It turns out that in Thai, to make a plural you just repeat a word. (At least for some words?) So "dogs" would be dogdog.

But wait, there's more! As writing dogdog is boring, in writing they use a _modified number 2_ (imagine something like dog²) to indicate that it's actually a dogdog! So dogs is written as dog² (but pronounced dogdog).

Very hot is hot². Really far is far².

Isn't it nice?

https://twitter.com/thai101/status/1589250728446787586

Rikker Dockum /ɹɪkɹ̩/ on Twitter

“Reduplication in Thai is so important that it has a punctuation mark specifically for reduplication: ๆ เด็ก /dèk/ “child” เด็กๆ /dèk dèk/ “children” What many don’t know is it’s just an orthographic offspring of the numeral two ๒ with a straightened-out tail: ๒ > ๆ”

Twitter

Japanese also has a duplication symbol (々), but I just cannot grokk the rules from Wikipedia. Seems quite complicated, as apparently there's a difference between phonetic and semantic reduplication (if I got it right? 🤯). Makes one want to learn some Japanese (but then, I need to learn German first, and then I want to learn Ukrainian, and then I want to learn some Czech...)

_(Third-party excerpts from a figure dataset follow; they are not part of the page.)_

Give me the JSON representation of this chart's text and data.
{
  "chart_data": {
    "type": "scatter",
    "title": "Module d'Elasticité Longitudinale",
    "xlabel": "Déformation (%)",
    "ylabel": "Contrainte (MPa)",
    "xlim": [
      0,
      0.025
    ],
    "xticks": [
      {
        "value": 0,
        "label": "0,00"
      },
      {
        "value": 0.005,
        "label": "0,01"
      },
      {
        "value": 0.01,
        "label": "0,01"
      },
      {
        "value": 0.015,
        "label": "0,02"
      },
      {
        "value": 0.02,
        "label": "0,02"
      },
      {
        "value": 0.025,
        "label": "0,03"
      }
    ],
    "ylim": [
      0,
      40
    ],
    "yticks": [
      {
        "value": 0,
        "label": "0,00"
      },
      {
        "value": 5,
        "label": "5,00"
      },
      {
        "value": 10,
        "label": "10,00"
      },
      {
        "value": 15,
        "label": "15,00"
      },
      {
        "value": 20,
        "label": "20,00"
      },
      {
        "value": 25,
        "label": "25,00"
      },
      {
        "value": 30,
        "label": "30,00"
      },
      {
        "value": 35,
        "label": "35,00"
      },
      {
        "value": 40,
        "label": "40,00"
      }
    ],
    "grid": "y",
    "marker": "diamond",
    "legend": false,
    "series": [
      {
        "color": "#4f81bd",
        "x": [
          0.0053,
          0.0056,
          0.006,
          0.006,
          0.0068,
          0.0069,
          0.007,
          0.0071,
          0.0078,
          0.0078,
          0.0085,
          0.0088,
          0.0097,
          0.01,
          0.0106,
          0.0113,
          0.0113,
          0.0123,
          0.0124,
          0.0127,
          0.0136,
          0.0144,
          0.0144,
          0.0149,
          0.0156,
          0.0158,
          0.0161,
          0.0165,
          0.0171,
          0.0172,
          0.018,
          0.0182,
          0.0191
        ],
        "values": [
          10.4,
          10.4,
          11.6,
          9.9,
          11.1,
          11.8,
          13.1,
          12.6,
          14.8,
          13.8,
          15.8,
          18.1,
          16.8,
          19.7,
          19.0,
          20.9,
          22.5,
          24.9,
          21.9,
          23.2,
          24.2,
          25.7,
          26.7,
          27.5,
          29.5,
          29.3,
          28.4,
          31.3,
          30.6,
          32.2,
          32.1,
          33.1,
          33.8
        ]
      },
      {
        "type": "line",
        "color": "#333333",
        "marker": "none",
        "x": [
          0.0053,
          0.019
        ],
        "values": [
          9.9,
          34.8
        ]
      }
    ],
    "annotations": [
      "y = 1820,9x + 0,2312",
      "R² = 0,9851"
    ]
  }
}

https://en.wikipedia.org/wiki/Iteration_mark#Japanese

Iteration mark - Wikipedia

@ampanmdagaba I am learning Japanese and the rules around Kanji in general are usually of the form “This the rule, except for the 40% of the time that it’s not and you just have to memorise everything anyway” 😓

@glen Yeah, that's my fear / eary observation with Japanese (I tried to start learning it once, for about 3 months, long time ago). It's just super-scary, precisely because of these blurry imperfect rules that almost tease you with their potential existence, but never quite completely materialize...

I bet that's how people get into conlang. They just try to learn smth like Japanese, and then go full fuck it, Volapuk it is!